David Nail does not like to fly. Which didn't help him much when he had to be in Boise, Idaho, for a performance in mid-July.
"I think without a doubt it was the most difficult travel day. I was borderline panic attack. I went through about four or five Sprite Zeros. I don't know what it was, but I was real uncomfortable. We had to go through Vegas and it was a really rough landing. I laid down on the floor of the Vegas airport, which of all the airports to be laying down in, is probably the worst," Nail says, calling from Boise the day after his nerve-fraying cross-country journey. "Some days I can get on a plane and not think about it. And other days, I can't think of anything else I'd rather not do."
Nail, one of country's most gifted vocalists, is also one of the genre's most transparent. He'll readily discuss anything and everything, unfiltered — from his fear of planes to the depression and anxiety he learned to keep in check while recording his latest album, I'm a Fire, the follow-up to 2011's The Sound of a Million Dreams.
"Genetically, my entire life, I've been starting out in the negative. But with the help of medication and with the help of counseling, I learned to feel like I didn't have to cure all my problems and had to be perfect all the time," Nail says candidly.
For the Missouri native, there are no secrets — except for one. The I'm a Fire deep track "The Secret" has had fans trying to crack the mystery of Nail and co-writer Scooter Carusoe's lyrics since the album's release. Watch an exclusive performance of the song above.
Set in the aftermath of a funeral, the ballad finds the narrator contemplating a private bond between him and the deceased, a woman who once carried a "child with another man's name." It's all very "Ode to Billie Joe."
"From the moment the record came out, people were automatically drawn to that song and story. It's funny because the very first part of the song is an idea I wanted to write about for a long time. I had lost a classmate in my freshman year of college that I had grown up with and graduated high school with. At 18 years old, you're not prepared to deal with something that tragic, with someone your own age," Nail says. "At some point during the writing, it took a hard right turn and went someplace I had no intention of the song going. And thus 'The Secret' was born."
Despite his open-book persona, Nail remains tight-lipped about what really went down outside the church in the lyrics. Though he welcomes any and all interpretations.
"I'd say about half the people have it figured out pretty accurate. And then five percent of the people are just in another atmosphere," he says. "There have been people along the way who have had different ideas about it, and I could totally see how those made sense once they explained it."
It's expected for fans to latch onto I’m a Fire radio singles "Whatever She's Got," which went to Number One, and current hit "Kiss You Tonight," but Nail believes their desire to invest in a track like "The Secret" speaks to the depth of the album.
"I'm so proud of this record and it's come at such an important part of my life. I just turned 35 and as much as I am not anywhere close to a new artist, I feel like I have a new lease on life," Nail says.

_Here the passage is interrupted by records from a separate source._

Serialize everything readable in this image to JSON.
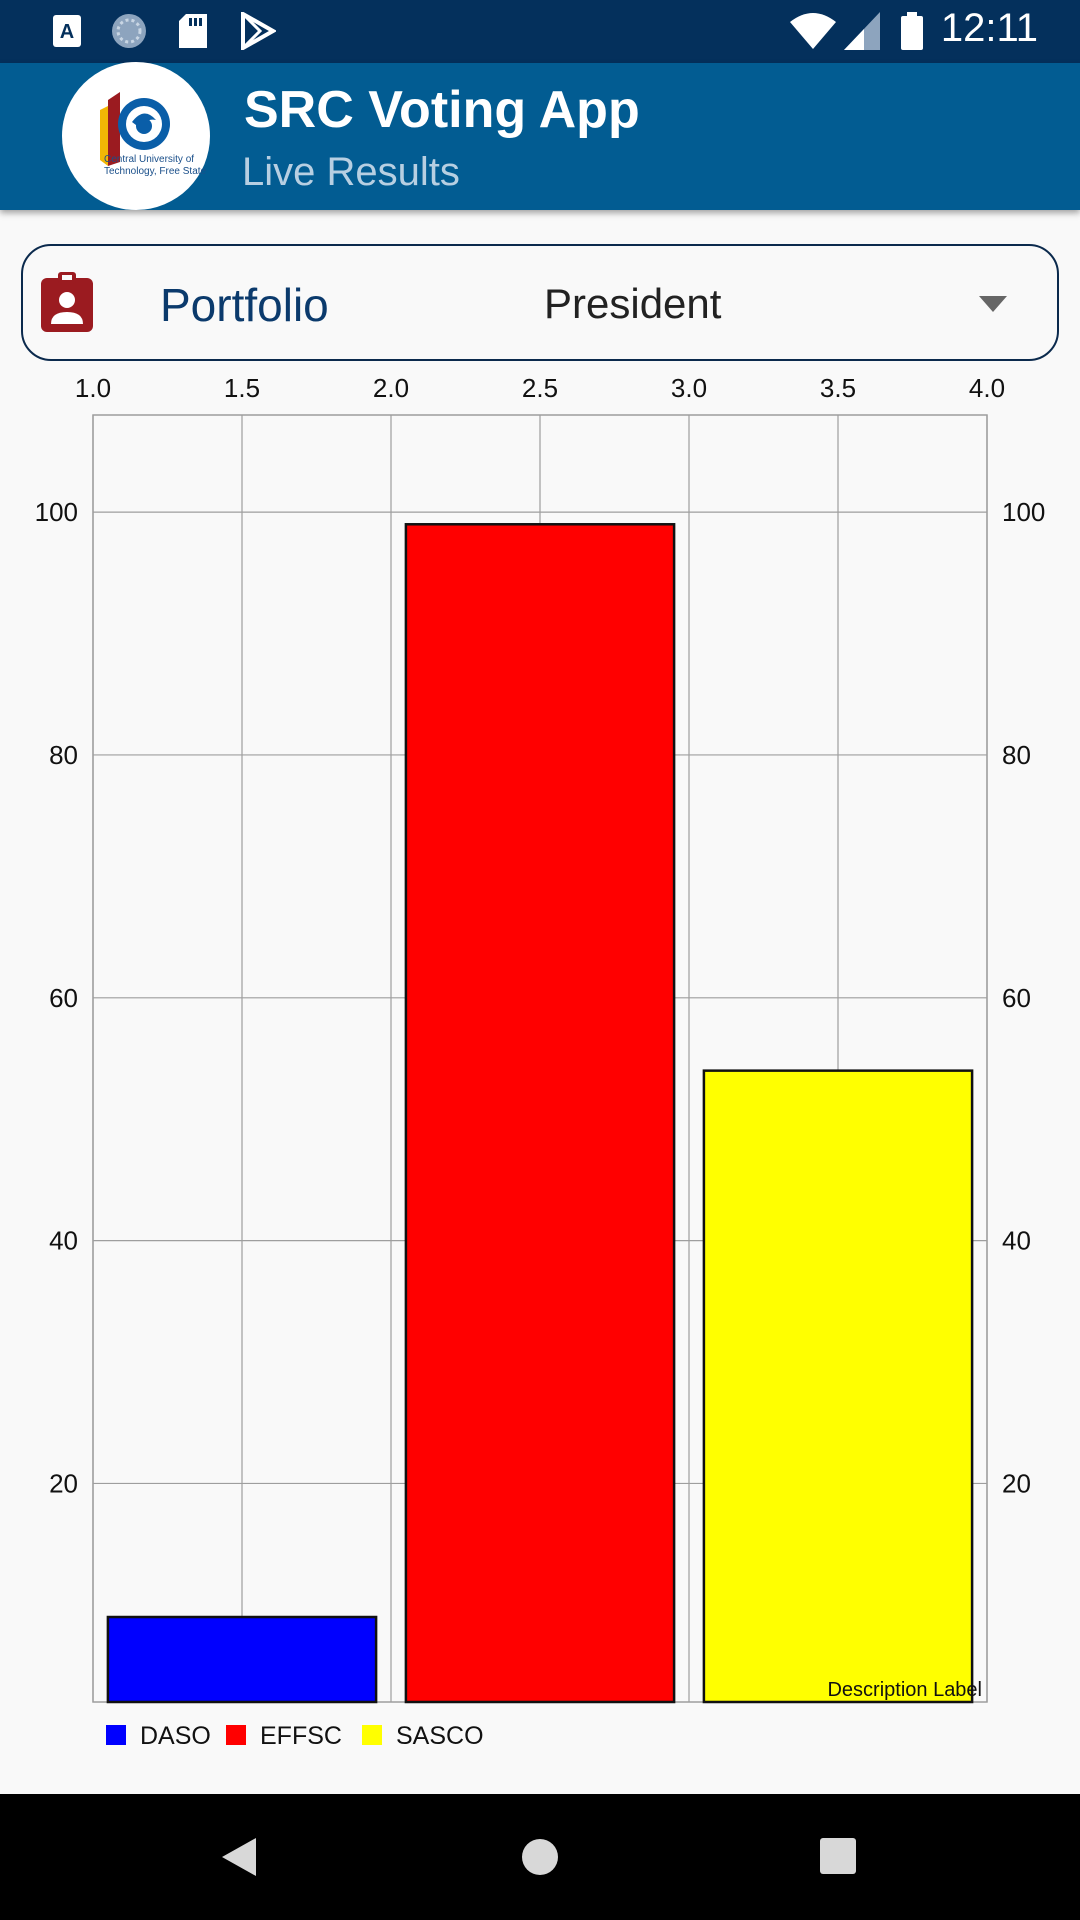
{
  "status_bar": {
    "time": "12:11",
    "icons": [
      "text-a-icon",
      "sync-icon",
      "sd-card-icon",
      "play-store-icon",
      "wifi-icon",
      "signal-icon",
      "battery-icon"
    ]
  },
  "app_bar": {
    "title": "SRC Voting App",
    "subtitle": "Live Results",
    "logo_text_line1": "Central University of",
    "logo_text_line2": "Technology, Free State"
  },
  "portfolio": {
    "label": "Portfolio",
    "selected": "President"
  },
  "colors": {
    "status_bar": "#04305c",
    "app_bar": "#025c92",
    "portfolio_icon": "#9b1b20"
  },
  "chart_data": {
    "type": "bar",
    "x_ticks": [
      "1.0",
      "1.5",
      "2.0",
      "2.5",
      "3.0",
      "3.5",
      "4.0"
    ],
    "x_range": [
      1.0,
      4.0
    ],
    "y_ticks": [
      "20",
      "40",
      "60",
      "80",
      "100"
    ],
    "y_range": [
      2,
      108
    ],
    "grid": true,
    "series": [
      {
        "name": "DASO",
        "x": 1.5,
        "value": 9,
        "color": "#0000ff"
      },
      {
        "name": "EFFSC",
        "x": 2.5,
        "value": 99,
        "color": "#ff0000"
      },
      {
        "name": "SASCO",
        "x": 3.5,
        "value": 54,
        "color": "#ffff00"
      }
    ],
    "description": "Description Label",
    "legend_position": "bottom-left"
  }
}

On September 11th, he'll summon that energy when he kicks off his headlining I’m a Fire Tour in Oxford, Mississippi. The trek includes stops in New York, Boston and two dates in Nail's home state. "You look at cities like Boston, where we started four or five years ago, and there'd be 50 people in the crowd. Now we can do close to two thousand seats on our own," says Nail, whose crowds, a mix of country boys and women transfixed by the singer's emotive voice and movie-star looks, can be as diverse as his own musical tastes. He would love to collaborate with Jay Z and cites Ryan Adams' "La Cienaga Just Smiled," from Adams' 2001 Gold, as his favorite song of all-time.
He's also a passionate Kings of Leon fan, recently tweeting that their "Cold Desert" is his second favorite song. "It's just a song that is really eerie. It has a real lonesome feel," he raves — unaware that he may also be describing "The Secret."
"'The Secret' was a song that was written well in advance of The Sound of a Million Dreams record. Even back then, people who heard it, they'd comment on it and try to figure out what it's exactly about," Nail says. "I always loved songs like that where you make your own interpretation of it. It's good to finally have one of my own."